The Stasi, by design, destroyed nothing. They kept, and cross-referenced everything! As such, they had no incinerators or paper shredders! Their job was to KEEP everything, not DESTROY it – such was the root of their power.
While they scrambled to find incinerators and shredders in other parts of Berlin and beyond, the police concocted another scheme. Staff members of the Stasi (there were literally tens of thousands of individuals and married couples, as it turned out) were tasked with spiriting away bits, pieces, chunks, boxes, and crates of material. One such box was taken into the German countryside by a husband and wife team and hidden away.
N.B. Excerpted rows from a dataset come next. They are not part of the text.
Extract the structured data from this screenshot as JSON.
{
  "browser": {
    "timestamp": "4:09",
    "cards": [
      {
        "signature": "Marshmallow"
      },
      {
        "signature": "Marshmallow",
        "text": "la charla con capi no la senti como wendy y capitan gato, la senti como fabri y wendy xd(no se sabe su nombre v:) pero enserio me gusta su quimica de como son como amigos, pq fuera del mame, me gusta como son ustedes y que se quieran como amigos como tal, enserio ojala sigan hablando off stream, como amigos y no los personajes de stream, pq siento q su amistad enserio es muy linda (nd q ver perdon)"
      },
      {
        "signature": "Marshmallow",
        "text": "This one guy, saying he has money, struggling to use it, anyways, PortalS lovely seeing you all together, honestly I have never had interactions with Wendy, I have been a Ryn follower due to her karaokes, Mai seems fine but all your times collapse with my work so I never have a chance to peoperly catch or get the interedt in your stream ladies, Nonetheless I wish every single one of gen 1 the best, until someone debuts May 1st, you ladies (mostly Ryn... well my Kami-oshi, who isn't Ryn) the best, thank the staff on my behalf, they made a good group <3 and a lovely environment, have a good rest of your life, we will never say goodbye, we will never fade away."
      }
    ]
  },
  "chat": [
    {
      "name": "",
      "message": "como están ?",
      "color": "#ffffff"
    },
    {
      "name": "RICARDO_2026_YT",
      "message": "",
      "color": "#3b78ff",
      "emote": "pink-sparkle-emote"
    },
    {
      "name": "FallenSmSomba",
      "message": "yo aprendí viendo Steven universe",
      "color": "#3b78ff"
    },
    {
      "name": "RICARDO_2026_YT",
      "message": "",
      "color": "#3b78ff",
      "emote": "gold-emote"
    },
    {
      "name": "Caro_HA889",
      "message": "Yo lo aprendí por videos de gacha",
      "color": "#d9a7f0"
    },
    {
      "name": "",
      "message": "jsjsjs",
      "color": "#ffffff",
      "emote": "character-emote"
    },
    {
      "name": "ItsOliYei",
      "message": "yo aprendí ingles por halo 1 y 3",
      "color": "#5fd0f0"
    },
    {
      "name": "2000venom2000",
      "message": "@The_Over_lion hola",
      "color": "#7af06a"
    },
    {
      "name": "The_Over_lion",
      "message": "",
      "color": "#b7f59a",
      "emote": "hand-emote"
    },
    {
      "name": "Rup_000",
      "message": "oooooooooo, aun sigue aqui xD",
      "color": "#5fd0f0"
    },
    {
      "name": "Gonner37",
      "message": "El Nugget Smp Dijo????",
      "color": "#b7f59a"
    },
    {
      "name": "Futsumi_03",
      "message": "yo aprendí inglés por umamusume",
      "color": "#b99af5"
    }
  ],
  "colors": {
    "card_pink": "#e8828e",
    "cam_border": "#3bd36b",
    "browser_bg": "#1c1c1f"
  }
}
After the tumult of the fall of Communism began to fade away, and Germany once again became unified, this couple emigrated to the United States taking some of the Stasi archives with them. The story goes that the 22-page dossier in question was found less than five years ago. In a steamer trunk. In a barn. On a farm. In the fields of Nebraska!
The dossier became part of a larger assemblage of Nazi documentation, and through some deep, forensic research over the better part of two years, I located its resting place.
Its discovery made me dig into what might have happened with the rest of the Stasi archive. Did it survive in some form? How much survived? How much was destroyed – eventually shredded or incinerated? Where is it?
In a large, very secure ‘business park’ within an office/warehouse complex just outside Berlin, lies the Office of the Federal Commissioner for Stasi Records. It is the new international ‘home’ for the Stasi archives. Aside from materials that were ‘taken away’, most of the archive was NOT incinerated, and only a partial amount was shredded, although the word ‘partial’ here is entirely relative.
Inside this complex of buildings, an extensive staff of paid workers, volunteers and even students work tirelessly around the clock, seven days a week piecing back together the entire surviving archive. It is estimated that the job of reorganizing will take decades to complete. Why?
The archive as it now exists comprises almost a billion individual pages of data, which translates to about 111 kilometres of shelf space if it were all laid end to end. That figure doesn’t include 1.8 million photos, negatives, and slides; 30,000 films, videos, and audio recordings; 39 million separate file cards; 47 kilometres of microfilm; and 15,500 garbage bags stuffed with shredded material. Volunteers are painstakingly reconstructing the contents of those bags back into their original individual pages… one shredded sliver of paper at a time. This specialist group is known as ‘the puzzlers’.
Finding a needle in a haystack suddenly seems like so much child’s play!